À Boston, avec la MBTA: s’il y a peu de gens pour aider et renseigner dans des guérites à New York, il n’y en a à peu près JAMAIS à Boston... où la compréhension et l’utilisation des bornes de paiement est tout aussi compliquée. Pour notre part, nous avons dû notre salut à une responsable de l’entretien\sécurité, qui, nous voyant perplexe devant la machine, est venue à notre secours. Elle semblait avoir l’habitude... Plus tard dans la journée, en repassant à la même station, nous l’avons d’ailleurs vue porter secours, de la même manière, à un autre voyageur tout aussi perplexe. Et puis, là encore, pas de tarifs pour des déplacements illimités pour deux, ou trois jours. Mais au moins, il existe des «passes» à la journée.

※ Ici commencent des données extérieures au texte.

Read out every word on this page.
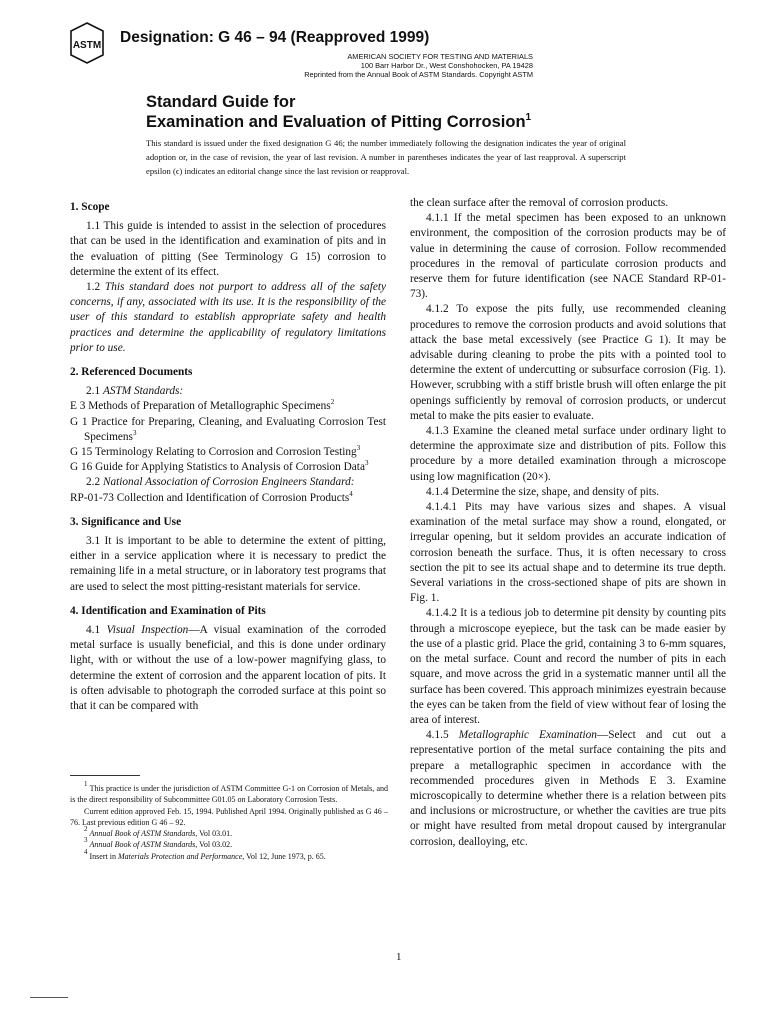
ASTM Designation: G 46 – 94 (Reapproved 1999)
AMERICAN SOCIETY FOR TESTING AND MATERIALS
100 Barr Harbor Dr., West Conshohocken, PA 19428
Reprinted from the Annual Book of ASTM Standards. Copyright ASTM
Standard Guide for
Examination and Evaluation of Pitting Corrosion$^1$
This standard is issued under the fixed designation G 46; the number immediately following the designation indicates the year of original adoption or, in the case of revision, the year of last revision. A number in parentheses indicates the year of last reapproval. A superscript epsilon (ϵ) indicates an editorial change since the last revision or reapproval.
1. Scope

1.1 This guide is intended to assist in the selection of procedures that can be used in the identification and examination of pits and in the evaluation of pitting (See Terminology G 15) corrosion to determine the extent of its effect.

1.2 This standard does not purport to address all of the safety concerns, if any, associated with its use. It is the responsibility of the user of this standard to establish appropriate safety and health practices and determine the applicability of regulatory limitations prior to use.

2. Referenced Documents

2.1 ASTM Standards:

E 3 Methods of Preparation of Metallographic Specimens$^2$

G 1 Practice for Preparing, Cleaning, and Evaluating Corrosion Test Specimens$^3$

G 15 Terminology Relating to Corrosion and Corrosion Testing$^3$

G 16 Guide for Applying Statistics to Analysis of Corrosion Data$^3$

2.2 National Association of Corrosion Engineers Standard:

RP-01-73 Collection and Identification of Corrosion Products$^4$

3. Significance and Use

3.1 It is important to be able to determine the extent of pitting, either in a service application where it is necessary to predict the remaining life in a metal structure, or in laboratory test programs that are used to select the most pitting-resistant materials for service.

4. Identification and Examination of Pits

4.1 Visual Inspection—A visual examination of the corroded metal surface is usually beneficial, and this is done under ordinary light, with or without the use of a low-power magnifying glass, to determine the extent of corrosion and the apparent location of pits. It is often advisable to photograph the corroded surface at this point so that it can be compared with

the clean surface after the removal of corrosion products.

4.1.1 If the metal specimen has been exposed to an unknown environment, the composition of the corrosion products may be of value in determining the cause of corrosion. Follow recommended procedures in the removal of particulate corrosion products and reserve them for future identification (see NACE Standard RP-01-73).

4.1.2 To expose the pits fully, use recommended cleaning procedures to remove the corrosion products and avoid solutions that attack the base metal excessively (see Practice G 1). It may be advisable during cleaning to probe the pits with a pointed tool to determine the extent of undercutting or subsurface corrosion (Fig. 1). However, scrubbing with a stiff bristle brush will often enlarge the pit openings sufficiently by removal of corrosion products, or undercut metal to make the pits easier to evaluate.

4.1.3 Examine the cleaned metal surface under ordinary light to determine the approximate size and distribution of pits. Follow this procedure by a more detailed examination through a microscope using low magnification (20×).

4.1.4 Determine the size, shape, and density of pits.

4.1.4.1 Pits may have various sizes and shapes. A visual examination of the metal surface may show a round, elongated, or irregular opening, but it seldom provides an accurate indication of corrosion beneath the surface. Thus, it is often necessary to cross section the pit to see its actual shape and to determine its true depth. Several variations in the cross-sectioned shape of pits are shown in Fig. 1.

4.1.4.2 It is a tedious job to determine pit density by counting pits through a microscope eyepiece, but the task can be made easier by the use of a plastic grid. Place the grid, containing 3 to 6-mm squares, on the metal surface. Count and record the number of pits in each square, and move across the grid in a systematic manner until all the surface has been covered. This approach minimizes eyestrain because the eyes can be taken from the field of view without fear of losing the area of interest.

4.1.5 Metallographic Examination—Select and cut out a representative portion of the metal surface containing the pits and prepare a metallographic specimen in accordance with the recommended procedures given in Methods E 3. Examine microscopically to determine whether there is a relation between pits and inclusions or microstructure, or whether the cavities are true pits or might have resulted from metal dropout caused by intergranular corrosion, dealloying, etc.

$^1$ This practice is under the jurisdiction of ASTM Committee G-1 on Corrosion of Metals, and is the direct responsibility of Subcommittee G01.05 on Laboratory Corrosion Tests.

Current edition approved Feb. 15, 1994. Published April 1994. Originally published as G 46 – 76. Last previous edition G 46 – 92.

$^2$ Annual Book of ASTM Standards, Vol 03.01.

$^3$ Annual Book of ASTM Standards, Vol 03.02.

$^4$ Insert in Materials Protection and Performance, Vol 12, June 1973, p. 65.

1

Et puis, si je fais appel à des souvenirs moins récents... À Paris, surtout étant donné l’étendue et la complexité du réseau, le repérage et le paiement se font assez bien, il me semble. Le paiement et l’utilisation aussi... à condition d’être bien au courant de cette tradition bien française qu’est l’obligation de «composter» son billet, c’est-à-dire de le faire valider, avant de monter dans le métro. Sous peine d’amendes sévères, si vous vous faites attraper par un contrôleur avec un billet «non composté». (J’ai le vague souvenir de quelque chose d’un peu semblable dans le métro de Hong Kong... En fait, si je me souviens bien, il fallait penser à récupérer son billet après l’avoir introduit dans une machine. Sous peine de ne pas pouvoir ressortir du métro, une fois arrivé à destination. Je ne sais pas si c’est encore comme ça.) Et par ailleurs, je fais juste penser aux multiples quiproquos que peut engendrer, chez des visiteurs d’ici, l’utilisation du terme «composter». Si vous avez des histoires en ce sens, n’hésitez pas à les partager... Mais au moins, pour Paris, il y a des formules bien pensées par la RATP pour les visiteurs occasionnels: formule «Paris Visite» pour un, deux, trois ou cinq jours... (En ce qui concerne Montréal et la STM: il y a des passages illimités pour une journée, et pour trois jours aussi. En plus de week-ends illimités).

À noter quand même que mes observations concernent les usagers très occasionnels que nous étions, et non des habitués qui prennent ces réseaux de transport chaque jour. Et ici, l’objet de la controverse est une façon de recharger sa carte, qui concerne les usagers réguliers. Fait-on mieux ailleurs? Y a-t-il des endroits où les modes de paiement, pour les usagers réguliers, sont technologiquement plus au point? N’hésitez pas à m’en faire part.

Et puis, règle générale: quel est votre expérience du transport public? Comment compareriez-vous l’expérience vécue à Montréal, par rapport à ailleurs? Quels sont les endroits qui, selon vous, pourraient et devraient servir d’inspiration?